How planting a garden can boost bees, local food and resilience during the coronavirus crisis

How planting a garden can boost bees, local food and resilience during the coronavirus crisis

With the arrival of spring, many people have been starting to think about how COVID-19 will impact the affordability and availability of fruits and vegetables in coming months, as shortages of both honeybees and migrant workers threaten crop

pollination and the food that comes with it.

The current global pandemic has highlighted the many ways our agricultural systems are vulnerable to global shocks. Issues with supply chains, migrant workers, transport, trade and border closures have hinted that some foods might be in short supply.

Growing foods in cities is one way to help mitigate these food security issues and has people reviving the idea of planting “victory gardens.” But the average person may not realize that gardeners are dependent on wild insects to make these gardens thrive. They need bees, flies, butterflies and other insects to pick up pollen from one flower and transfer it to another. So, I propose we plant a different type of garden: resilience gardens.

Insects do the work

Gardening for food has picked up steam around the world with both grassroots and government initiatives taking hold.

In Canada, some provinces have deemed community gardens to be essential services. City staff in Victoria, B.C., are growing tens of thousands of vegetable seedlings for residents and community gardens. Elsewhere, an explosion of seed and seedling orders has left stores overwhelmed by the sudden increase in demand.

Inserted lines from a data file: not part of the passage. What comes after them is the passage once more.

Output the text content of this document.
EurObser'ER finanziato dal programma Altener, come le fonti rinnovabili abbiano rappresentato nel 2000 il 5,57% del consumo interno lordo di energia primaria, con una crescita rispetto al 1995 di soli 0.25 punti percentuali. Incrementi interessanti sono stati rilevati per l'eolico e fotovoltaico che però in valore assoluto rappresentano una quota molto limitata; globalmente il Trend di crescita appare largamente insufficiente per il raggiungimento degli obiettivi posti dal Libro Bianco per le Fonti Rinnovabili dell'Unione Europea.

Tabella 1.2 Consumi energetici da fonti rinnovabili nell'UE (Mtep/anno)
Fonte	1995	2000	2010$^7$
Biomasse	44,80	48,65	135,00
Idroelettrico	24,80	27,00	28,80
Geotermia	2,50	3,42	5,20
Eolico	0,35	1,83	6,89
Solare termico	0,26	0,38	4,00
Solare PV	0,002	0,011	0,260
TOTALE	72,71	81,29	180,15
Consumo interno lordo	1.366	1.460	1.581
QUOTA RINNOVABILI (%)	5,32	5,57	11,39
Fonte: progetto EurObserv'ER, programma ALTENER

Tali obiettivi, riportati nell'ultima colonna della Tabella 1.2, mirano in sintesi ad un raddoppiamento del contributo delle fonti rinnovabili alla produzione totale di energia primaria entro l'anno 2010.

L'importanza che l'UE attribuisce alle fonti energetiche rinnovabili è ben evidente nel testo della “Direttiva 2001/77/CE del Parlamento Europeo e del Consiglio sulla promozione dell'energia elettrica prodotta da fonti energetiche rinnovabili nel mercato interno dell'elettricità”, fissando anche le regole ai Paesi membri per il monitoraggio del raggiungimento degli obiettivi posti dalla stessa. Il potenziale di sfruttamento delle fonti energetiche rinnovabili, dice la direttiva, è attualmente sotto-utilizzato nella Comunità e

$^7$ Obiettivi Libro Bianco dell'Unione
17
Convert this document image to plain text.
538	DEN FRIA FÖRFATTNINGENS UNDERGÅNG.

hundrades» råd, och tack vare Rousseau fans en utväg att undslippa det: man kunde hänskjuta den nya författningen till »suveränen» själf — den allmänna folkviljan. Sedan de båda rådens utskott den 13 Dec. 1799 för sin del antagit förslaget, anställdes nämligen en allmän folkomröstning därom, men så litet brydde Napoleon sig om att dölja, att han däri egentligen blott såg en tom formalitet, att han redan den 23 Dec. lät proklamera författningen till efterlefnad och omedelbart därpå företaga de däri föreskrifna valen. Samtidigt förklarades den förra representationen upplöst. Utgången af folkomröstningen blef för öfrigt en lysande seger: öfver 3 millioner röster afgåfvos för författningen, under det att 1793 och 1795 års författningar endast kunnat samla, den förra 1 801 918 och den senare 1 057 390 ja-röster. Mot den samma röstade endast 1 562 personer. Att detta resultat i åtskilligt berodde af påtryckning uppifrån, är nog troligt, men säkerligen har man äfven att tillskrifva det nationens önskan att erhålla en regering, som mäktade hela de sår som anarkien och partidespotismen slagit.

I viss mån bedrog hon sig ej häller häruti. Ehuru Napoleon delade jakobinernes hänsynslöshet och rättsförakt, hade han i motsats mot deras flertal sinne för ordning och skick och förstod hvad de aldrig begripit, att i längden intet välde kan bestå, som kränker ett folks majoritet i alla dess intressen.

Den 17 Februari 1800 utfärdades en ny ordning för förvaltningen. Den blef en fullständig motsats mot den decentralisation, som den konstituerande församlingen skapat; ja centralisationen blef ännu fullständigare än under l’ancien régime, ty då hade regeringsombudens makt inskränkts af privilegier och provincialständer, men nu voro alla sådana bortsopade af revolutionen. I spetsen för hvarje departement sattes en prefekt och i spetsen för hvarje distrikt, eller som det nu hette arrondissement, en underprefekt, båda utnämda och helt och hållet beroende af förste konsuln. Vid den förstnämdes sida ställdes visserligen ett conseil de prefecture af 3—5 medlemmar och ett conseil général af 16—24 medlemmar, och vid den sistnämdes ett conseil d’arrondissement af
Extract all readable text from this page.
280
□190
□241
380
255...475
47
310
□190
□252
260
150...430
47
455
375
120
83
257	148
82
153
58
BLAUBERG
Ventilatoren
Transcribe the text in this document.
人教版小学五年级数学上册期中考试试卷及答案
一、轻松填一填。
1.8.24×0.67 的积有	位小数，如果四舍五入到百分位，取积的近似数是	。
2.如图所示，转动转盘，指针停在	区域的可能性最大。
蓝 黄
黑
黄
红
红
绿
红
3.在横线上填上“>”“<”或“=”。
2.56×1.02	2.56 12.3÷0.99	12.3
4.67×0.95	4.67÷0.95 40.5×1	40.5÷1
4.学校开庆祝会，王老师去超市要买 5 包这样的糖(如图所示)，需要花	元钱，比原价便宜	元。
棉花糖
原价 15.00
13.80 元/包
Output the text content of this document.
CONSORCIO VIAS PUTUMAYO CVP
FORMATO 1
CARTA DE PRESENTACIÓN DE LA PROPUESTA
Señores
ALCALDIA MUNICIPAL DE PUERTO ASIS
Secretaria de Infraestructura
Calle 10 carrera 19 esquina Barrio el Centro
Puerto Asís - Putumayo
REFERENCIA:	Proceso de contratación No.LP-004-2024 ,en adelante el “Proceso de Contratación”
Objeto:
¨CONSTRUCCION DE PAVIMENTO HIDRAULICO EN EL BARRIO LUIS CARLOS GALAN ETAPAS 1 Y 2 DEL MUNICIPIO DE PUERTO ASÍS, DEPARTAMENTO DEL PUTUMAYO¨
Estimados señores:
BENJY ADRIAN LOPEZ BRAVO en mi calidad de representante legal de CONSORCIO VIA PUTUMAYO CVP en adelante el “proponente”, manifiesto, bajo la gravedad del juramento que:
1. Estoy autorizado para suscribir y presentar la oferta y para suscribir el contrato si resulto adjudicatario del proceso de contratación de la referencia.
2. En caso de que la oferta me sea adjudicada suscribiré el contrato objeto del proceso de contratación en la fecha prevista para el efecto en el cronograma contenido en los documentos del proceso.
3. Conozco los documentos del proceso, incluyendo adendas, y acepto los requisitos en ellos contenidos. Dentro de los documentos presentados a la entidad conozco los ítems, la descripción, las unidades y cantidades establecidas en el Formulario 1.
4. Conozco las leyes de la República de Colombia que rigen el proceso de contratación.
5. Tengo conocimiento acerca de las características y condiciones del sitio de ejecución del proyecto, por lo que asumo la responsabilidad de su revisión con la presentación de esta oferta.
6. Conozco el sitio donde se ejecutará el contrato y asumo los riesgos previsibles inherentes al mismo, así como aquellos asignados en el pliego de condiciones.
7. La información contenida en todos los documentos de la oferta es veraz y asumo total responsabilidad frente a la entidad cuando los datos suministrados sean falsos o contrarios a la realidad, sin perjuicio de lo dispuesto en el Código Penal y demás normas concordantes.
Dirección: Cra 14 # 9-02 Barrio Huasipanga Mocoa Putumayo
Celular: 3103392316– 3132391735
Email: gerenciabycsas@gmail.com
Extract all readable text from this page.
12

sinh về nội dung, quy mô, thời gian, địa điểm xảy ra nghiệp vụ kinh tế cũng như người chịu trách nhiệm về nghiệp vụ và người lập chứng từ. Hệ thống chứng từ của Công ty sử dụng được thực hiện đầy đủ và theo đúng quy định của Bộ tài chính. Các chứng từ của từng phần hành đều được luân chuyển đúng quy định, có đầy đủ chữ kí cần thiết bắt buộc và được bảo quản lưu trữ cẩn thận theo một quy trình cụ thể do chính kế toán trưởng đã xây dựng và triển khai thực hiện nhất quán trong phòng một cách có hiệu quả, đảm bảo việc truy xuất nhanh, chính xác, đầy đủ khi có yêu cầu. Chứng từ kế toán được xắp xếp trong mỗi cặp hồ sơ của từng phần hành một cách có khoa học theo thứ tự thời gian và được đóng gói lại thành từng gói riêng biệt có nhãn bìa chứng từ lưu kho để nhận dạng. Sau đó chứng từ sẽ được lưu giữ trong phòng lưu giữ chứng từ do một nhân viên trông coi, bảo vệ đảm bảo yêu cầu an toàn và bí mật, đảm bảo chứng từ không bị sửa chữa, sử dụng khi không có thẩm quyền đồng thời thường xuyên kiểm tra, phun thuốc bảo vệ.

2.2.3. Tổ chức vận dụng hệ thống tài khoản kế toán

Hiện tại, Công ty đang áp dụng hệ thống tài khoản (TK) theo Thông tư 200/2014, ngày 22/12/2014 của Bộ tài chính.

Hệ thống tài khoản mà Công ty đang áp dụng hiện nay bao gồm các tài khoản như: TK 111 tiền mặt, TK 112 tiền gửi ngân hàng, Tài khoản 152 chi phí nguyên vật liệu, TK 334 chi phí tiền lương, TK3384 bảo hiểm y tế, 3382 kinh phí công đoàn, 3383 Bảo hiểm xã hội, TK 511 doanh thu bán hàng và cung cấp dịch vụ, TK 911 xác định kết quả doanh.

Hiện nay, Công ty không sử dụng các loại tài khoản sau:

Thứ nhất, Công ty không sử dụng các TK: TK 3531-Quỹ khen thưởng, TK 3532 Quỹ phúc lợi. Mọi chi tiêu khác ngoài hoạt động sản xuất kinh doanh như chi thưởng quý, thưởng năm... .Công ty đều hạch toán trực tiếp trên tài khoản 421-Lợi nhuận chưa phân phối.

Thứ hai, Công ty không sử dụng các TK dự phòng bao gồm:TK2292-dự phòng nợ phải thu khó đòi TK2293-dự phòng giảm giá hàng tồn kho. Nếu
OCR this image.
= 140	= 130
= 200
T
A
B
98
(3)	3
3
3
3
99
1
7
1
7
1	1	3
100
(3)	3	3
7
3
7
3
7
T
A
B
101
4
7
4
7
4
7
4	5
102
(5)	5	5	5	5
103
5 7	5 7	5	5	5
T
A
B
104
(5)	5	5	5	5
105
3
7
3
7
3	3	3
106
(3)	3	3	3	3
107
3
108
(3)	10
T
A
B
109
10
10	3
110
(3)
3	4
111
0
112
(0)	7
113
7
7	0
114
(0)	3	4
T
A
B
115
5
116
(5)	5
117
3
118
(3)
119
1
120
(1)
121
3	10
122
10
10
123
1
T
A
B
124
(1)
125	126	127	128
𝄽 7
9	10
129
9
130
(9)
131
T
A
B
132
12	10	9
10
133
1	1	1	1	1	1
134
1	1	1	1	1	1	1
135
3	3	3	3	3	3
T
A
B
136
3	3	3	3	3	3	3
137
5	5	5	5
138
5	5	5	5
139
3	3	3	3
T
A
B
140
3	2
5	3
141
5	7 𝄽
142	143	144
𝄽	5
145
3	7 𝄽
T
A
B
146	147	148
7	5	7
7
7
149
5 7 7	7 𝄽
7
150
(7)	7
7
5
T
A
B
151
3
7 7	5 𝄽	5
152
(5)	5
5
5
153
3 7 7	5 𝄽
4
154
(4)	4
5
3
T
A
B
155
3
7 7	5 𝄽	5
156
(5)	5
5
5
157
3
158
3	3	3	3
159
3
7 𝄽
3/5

But gardening requires pollinators: Approximately three-quarters of our food crops rely on insect pollination, including staples like tomatoes, cucumbers, peppers and squash. Without them, farmers must resort to expensive and labour-intensive mechanical solutions.

As a conservation scientist, I find it striking that city-dwellers expect free pollination services, despite the limited action taken in the past to conserve the insects that do the work. Building diverse and abundant communities of native pollinators, in cities and on farmland, will be critical to buffer food shortfalls now and in the future.

Nurturing wild pollinators

Despite having over 850 native bee species, Canada has relied on the non-native common European honeybee (Apis mellifera) for decades to supplement the pollination of crops grown in large-scale intensive agricultural lands.

In cities, beekeeping companies have pushed to place hives on rooftops and natural areas, despite the concerns of conservation biologists like myself about their impacts on native pollinator and plant communities.

In fact, the future and sustainability of food production depends very much on having many different species of pollinating insects. Their critical importance, however, has long been overlooked in favour of promoting and supporting the honeybee industry.